I was particularly impressed by how you could set up “global” routing, which means load balancing against resources that run in multiple Google regions (which don’t mean the same things as AWS regions or Azure regions). AWS would encourage you to use multiple AZ’s to achieve this effect.
Also there’s a lot of support for automated-deployment operations, and I don’t know if they extend the current GCP state of the art, but they looked decent.
Finally, I once again taken aback when Stewart pointed out that with Traffic Directors, you don’t have to screw around with iptables to get things working. I had no idea that was something people still had to do; if this makes that go away, that’s gotta be a good thing.
Kelsey makes it go · Kelsey Hightower takes 14 of the video’s 47 minutes to show how you can deploy a simple demo app on your laptop then, with the help of Traffic Director, on various combinations of virts and K8s resources and then Google Cloud Run. It’s impressive, but as with most K8s demos, assumes that you’ve everything up and running and configured because if you didn’t it’d take a galaxy-brain expert like Kelsey a couple of hours (probably?) to pull that together and someone like me who’s mostly a K8s noob, who knows, but days probably.
I dunno, I’m in a minority here but damn, is that stuff ever complicated. The number of moving parts you have to have configured just right to get “Hello world” happening is really super intimidating.

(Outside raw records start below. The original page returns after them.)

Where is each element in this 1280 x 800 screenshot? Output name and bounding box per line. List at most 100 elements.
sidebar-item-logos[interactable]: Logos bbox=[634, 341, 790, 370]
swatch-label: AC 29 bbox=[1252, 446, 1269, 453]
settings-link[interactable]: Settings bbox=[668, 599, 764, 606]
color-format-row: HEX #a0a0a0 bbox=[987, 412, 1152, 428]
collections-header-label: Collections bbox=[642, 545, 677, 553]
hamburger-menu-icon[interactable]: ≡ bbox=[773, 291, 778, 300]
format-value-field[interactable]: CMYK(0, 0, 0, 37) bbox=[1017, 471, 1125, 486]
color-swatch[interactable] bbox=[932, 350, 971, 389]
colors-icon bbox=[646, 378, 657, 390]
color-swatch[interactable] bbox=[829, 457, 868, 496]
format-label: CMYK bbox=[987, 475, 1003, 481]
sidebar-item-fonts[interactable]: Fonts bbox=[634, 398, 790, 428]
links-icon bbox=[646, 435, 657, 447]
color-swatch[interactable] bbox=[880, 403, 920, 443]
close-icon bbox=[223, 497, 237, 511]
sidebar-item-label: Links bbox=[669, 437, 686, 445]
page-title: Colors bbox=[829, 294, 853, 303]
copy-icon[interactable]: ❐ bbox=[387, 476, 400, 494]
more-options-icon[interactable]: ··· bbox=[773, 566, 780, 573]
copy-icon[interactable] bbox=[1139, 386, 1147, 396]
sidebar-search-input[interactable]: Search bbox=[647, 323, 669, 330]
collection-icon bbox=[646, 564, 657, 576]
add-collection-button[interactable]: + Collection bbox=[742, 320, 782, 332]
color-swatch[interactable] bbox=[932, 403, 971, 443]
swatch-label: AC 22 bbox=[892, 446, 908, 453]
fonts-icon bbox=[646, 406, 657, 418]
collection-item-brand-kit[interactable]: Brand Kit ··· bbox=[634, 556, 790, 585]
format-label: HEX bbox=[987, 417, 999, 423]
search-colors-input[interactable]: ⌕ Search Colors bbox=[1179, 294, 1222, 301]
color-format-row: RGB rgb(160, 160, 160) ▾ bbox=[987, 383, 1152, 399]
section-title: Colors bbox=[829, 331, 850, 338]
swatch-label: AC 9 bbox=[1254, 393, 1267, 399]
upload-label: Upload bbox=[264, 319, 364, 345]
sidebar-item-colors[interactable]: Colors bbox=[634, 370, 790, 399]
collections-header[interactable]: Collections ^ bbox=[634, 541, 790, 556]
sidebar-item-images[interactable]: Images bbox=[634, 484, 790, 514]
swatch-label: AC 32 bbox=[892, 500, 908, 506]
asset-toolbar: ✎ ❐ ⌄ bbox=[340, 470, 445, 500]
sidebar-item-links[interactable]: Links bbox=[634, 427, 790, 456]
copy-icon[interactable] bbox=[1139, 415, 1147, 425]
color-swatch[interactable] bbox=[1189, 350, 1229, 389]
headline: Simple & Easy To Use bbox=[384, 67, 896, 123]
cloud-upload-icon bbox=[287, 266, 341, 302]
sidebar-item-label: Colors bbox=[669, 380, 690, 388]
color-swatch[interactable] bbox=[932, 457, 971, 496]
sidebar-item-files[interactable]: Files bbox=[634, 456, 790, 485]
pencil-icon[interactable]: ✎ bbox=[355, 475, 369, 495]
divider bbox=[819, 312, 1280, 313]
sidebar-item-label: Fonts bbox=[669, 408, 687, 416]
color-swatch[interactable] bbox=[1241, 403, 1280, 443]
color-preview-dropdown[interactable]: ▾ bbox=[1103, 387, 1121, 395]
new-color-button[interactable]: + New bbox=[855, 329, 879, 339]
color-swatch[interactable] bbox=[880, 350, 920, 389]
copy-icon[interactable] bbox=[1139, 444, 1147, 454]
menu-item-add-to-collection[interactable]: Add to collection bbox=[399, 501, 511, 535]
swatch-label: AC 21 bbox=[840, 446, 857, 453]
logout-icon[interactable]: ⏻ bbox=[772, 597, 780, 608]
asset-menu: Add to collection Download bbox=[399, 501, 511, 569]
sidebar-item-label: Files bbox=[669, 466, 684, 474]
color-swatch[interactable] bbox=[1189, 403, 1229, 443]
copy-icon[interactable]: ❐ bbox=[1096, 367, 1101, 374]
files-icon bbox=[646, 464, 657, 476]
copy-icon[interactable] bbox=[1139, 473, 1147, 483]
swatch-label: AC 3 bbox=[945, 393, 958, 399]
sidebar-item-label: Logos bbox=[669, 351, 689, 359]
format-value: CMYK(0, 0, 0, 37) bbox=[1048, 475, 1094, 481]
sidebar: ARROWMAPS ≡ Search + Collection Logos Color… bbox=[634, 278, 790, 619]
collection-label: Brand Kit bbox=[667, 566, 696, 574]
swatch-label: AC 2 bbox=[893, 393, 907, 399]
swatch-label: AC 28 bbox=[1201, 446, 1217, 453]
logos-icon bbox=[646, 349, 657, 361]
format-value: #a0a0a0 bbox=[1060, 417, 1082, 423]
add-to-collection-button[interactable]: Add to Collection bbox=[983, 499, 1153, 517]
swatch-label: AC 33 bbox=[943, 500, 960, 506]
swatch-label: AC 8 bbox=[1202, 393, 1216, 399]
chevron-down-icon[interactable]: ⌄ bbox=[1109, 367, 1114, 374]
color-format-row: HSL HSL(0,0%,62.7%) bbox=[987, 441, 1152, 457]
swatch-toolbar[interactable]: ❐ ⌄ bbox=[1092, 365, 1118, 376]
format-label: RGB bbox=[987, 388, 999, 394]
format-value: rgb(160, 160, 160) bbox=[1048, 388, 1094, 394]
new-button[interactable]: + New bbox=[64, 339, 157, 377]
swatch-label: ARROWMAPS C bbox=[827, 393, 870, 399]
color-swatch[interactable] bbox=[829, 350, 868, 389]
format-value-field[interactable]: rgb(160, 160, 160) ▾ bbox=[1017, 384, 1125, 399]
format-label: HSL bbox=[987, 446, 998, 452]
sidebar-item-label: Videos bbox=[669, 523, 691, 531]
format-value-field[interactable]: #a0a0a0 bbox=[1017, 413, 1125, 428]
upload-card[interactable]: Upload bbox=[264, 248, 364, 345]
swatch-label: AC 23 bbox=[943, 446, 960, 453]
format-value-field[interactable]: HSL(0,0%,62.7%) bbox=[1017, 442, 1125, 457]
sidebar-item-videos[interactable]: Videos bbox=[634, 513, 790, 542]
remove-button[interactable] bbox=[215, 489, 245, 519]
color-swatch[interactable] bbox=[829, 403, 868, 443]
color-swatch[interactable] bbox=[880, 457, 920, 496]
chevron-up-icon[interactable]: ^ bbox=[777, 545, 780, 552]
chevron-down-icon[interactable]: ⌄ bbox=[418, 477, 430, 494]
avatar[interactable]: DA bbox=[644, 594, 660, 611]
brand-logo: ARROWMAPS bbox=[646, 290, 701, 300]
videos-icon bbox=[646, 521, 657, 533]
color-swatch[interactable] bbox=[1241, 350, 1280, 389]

But bear in mind it’s perfectly possible that someone coming into AWS for the first time would find the configuration work there equally scary. To do something like this on on AWS you’d spend (I think) less time doing the service configuration, but then you’d have to get all the IAM roles and permissions wired up so that anything could talk to anything, which can get hairy fast. I noticed the GCP preso entirely omitted access-control issues. So, all in, I don’t have evidence to claim “Wow, this would be simpler on AWS!” — just that the number of knobs and dials was intimidating.
One thing made me gasp then laugh. Kelsey said “for the next step, you just have to put this in your Go imports, you don’t have to use it or anything:
I was all “WTF how can that do anything?” but then a few minutes later he started wiring endpoint URIs into config files that began with
xdi: and oh, of course. Still, is there, a bit of a code smell happening or is that just me?
Anyhow · If I were already doing a bunch of service-fabric stuff, I think that Traffic Director might meet some needs of today and could become really valuable when my app started getting heterogeneous and needed to talk to various sorts of things that aren’t in the same service mesh.
What I missed · Stewart’s narrative stopped after the payment, and I’d been waiting for the fulfillment part of the puzzle, because for that, synchronous APIs quite likely aren’t what you want, event-driven and message-based asynchronous infrastructure would come into play. Which of course what I spent a lot of time working on recently. I wonder how that fits into the K8s/service-fabric landscape?